Bien connue des ministes, la course Les Sables, Les Açores, Les Sables change de nom pour devenir la Mini Atlantique. Derrière cette nouvelle identité, l’épreuve conserve son format exigeant, son aller-retour entre la Vendée et les Açores, et son rôle majeur dans la préparation des skippers du circuit Mini 6.50.

Une nouvelle appellation pour une course déjà bien installée
Les spécialistes du circuit Mini la connaissaient sous le nom de SAS, pour Les Sables, Les Açores, Les Sables. L’épreuve change désormais d’identité et devient la Mini Atlantique. Un nom plus lisible, plus évocateur, mais qui ne modifie en rien l’esprit de cette course organisée tous les 2 ans depuis 2006 par Les Sables d’Olonne Vendée Course au Large.
Le parcours reste fidèle à ce qui a construit sa réputation : un aller-retour en 2 étapes entre Les Sables-d’Olonne, en Vendée, et Horta, aux Açores. Chaque tronçon représente environ 1 300 milles, soit près d’une semaine de mer pour les skippers engagés à bord de leurs Mini 6.50.
Un vrai test océanique pour les ministes
La Mini Atlantique occupe une place à part dans le calendrier. Disputée en alternance avec la Mini Transat, elle offre aux skippers une confrontation très complète avec le large, la durée et la gestion solitaire du bateau. Le golfe de Gascogne, puis la route vers les Açores, imposent un niveau d’engagement élevé, avec des choix météo souvent décisifs et une vraie dimension océanique.

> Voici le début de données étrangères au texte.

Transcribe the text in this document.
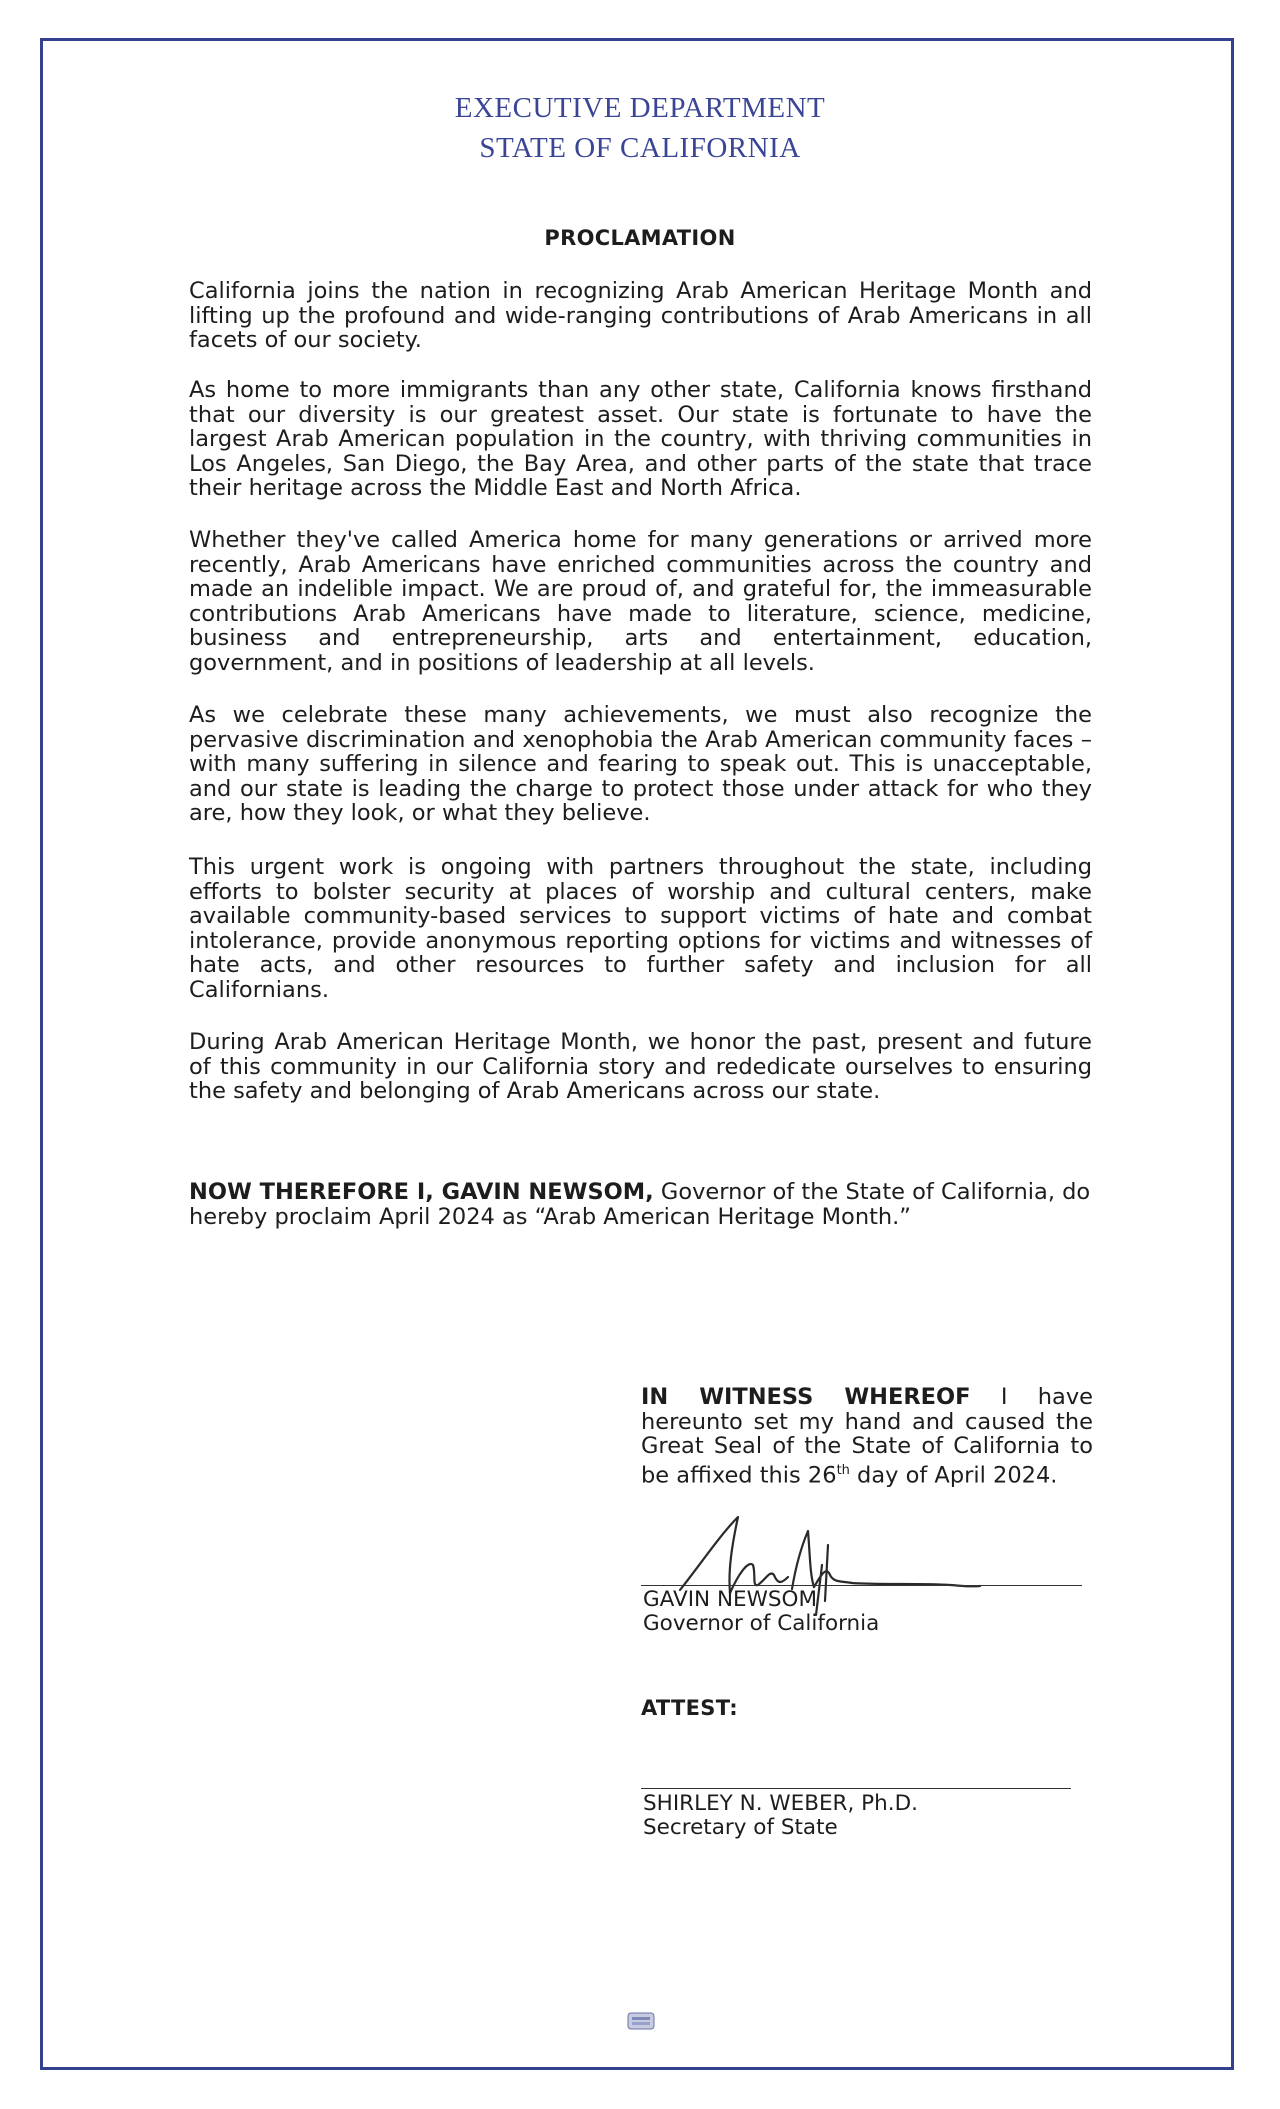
EXECUTIVE DEPARTMENT
STATE OF CALIFORNIA
PROCLAMATION

California joins the nation in recognizing Arab American Heritage Month and lifting up the profound and wide-ranging contributions of Arab Americans in all facets of our society.

As home to more immigrants than any other state, California knows firsthand that our diversity is our greatest asset. Our state is fortunate to have the largest Arab American population in the country, with thriving communities in Los Angeles, San Diego, the Bay Area, and other parts of the state that trace their heritage across the Middle East and North Africa.

Whether they've called America home for many generations or arrived more recently, Arab Americans have enriched communities across the country and made an indelible impact. We are proud of, and grateful for, the immeasurable contributions Arab Americans have made to literature, science, medicine, business and entrepreneurship, arts and entertainment, education, government, and in positions of leadership at all levels.

As we celebrate these many achievements, we must also recognize the pervasive discrimination and xenophobia the Arab American community faces – with many suffering in silence and fearing to speak out. This is unacceptable, and our state is leading the charge to protect those under attack for who they are, how they look, or what they believe.

This urgent work is ongoing with partners throughout the state, including efforts to bolster security at places of worship and cultural centers, make available community-based services to support victims of hate and combat intolerance, provide anonymous reporting options for victims and witnesses of hate acts, and other resources to further safety and inclusion for all Californians.

During Arab American Heritage Month, we honor the past, present and future of this community in our California story and rededicate ourselves to ensuring the safety and belonging of Arab Americans across our state.

NOW THEREFORE I, GAVIN NEWSOM, Governor of the State of California, do hereby proclaim April 2024 as “Arab American Heritage Month.”

IN WITNESS WHEREOF I have hereunto set my hand and caused the Great Seal of the State of California to be affixed this 26th day of April 2024.

GAVIN NEWSOM
Governor of California
ATTEST:
SHIRLEY N. WEBER, Ph.D.
Secretary of State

« La Mini Atlantique est une course dont nous sommes très fiers au sein de la classe. C’est une excellente chose d’avoir une épreuve comme celle-ci tous les deux ans, en alternance avec la Mini Transat. D’un point de vue sportif, on atteint le niveau de difficulté d’une transatlantique, avec l’expérience de la traversée du golfe de Gascogne », résume Timothée Villain-Amirat, président de la Classe Mini 6.50, qui a lui-même participé à la dernière édition.
Un plateau complet et très attendu
Cette édition se jouera une nouvelle fois à guichets fermés, avec 70 bateaux annoncés au départ. Une dizaine de protos seront engagés, dans une catégorie où le niveau s’annonce particulièrement dense. Le retour de Caroline Boule sur Nicomatic - Petit Bateau sera forcément suivi de près. La navigatrice vient de remporter la Mini Fastnet en double et retrouve une machine déjà très performante, sur laquelle Benoît Marie avait pris la 2e place de la dernière Mini Transat. Face à elle, plusieurs marins auront aussi de solides ambitions, notamment Julien Letissier sur Branchet, Benoît Alt sur Hader Solutions ou Adrien Marchandise sur Mini Lab.
La flotte des bateaux de série sera encore plus fournie, avec 60 concurrents sur la ligne. Beaucoup de nouvelles têtes profiteront de cette Mini Atlantique pour franchir un cap avant la Mini Transat. Le format en 2 grandes étapes permet de se confronter à la durée, à la fatigue, aux systèmes météo et à la navigation au large, tout en bénéficiant d’une escale intermédiaire aux Açores.
La diversité du plateau confirme aussi l’attractivité de l’épreuve, avec 13 femmes engagées et 10 nationalités représentées. Une flotte internationale, dense et variée, fidèle à l’esprit de la Classe Mini.
Rendez-vous aux Sables-d’Olonne en juillet
Les concurrents sont attendus aux Sables-d’Olonne le 13 juillet, avant un départ prévu le mercredi 22 juillet. Une fois le chenal quitté, la Mini Atlantique reprendra ce qui fait sa singularité : une course courte à l’échelle de l’Atlantique, mais immense à l’échelle d’un Mini 6.50, où chaque option peut peser lourd et où chaque skipper vient chercher bien plus qu’un simple classement.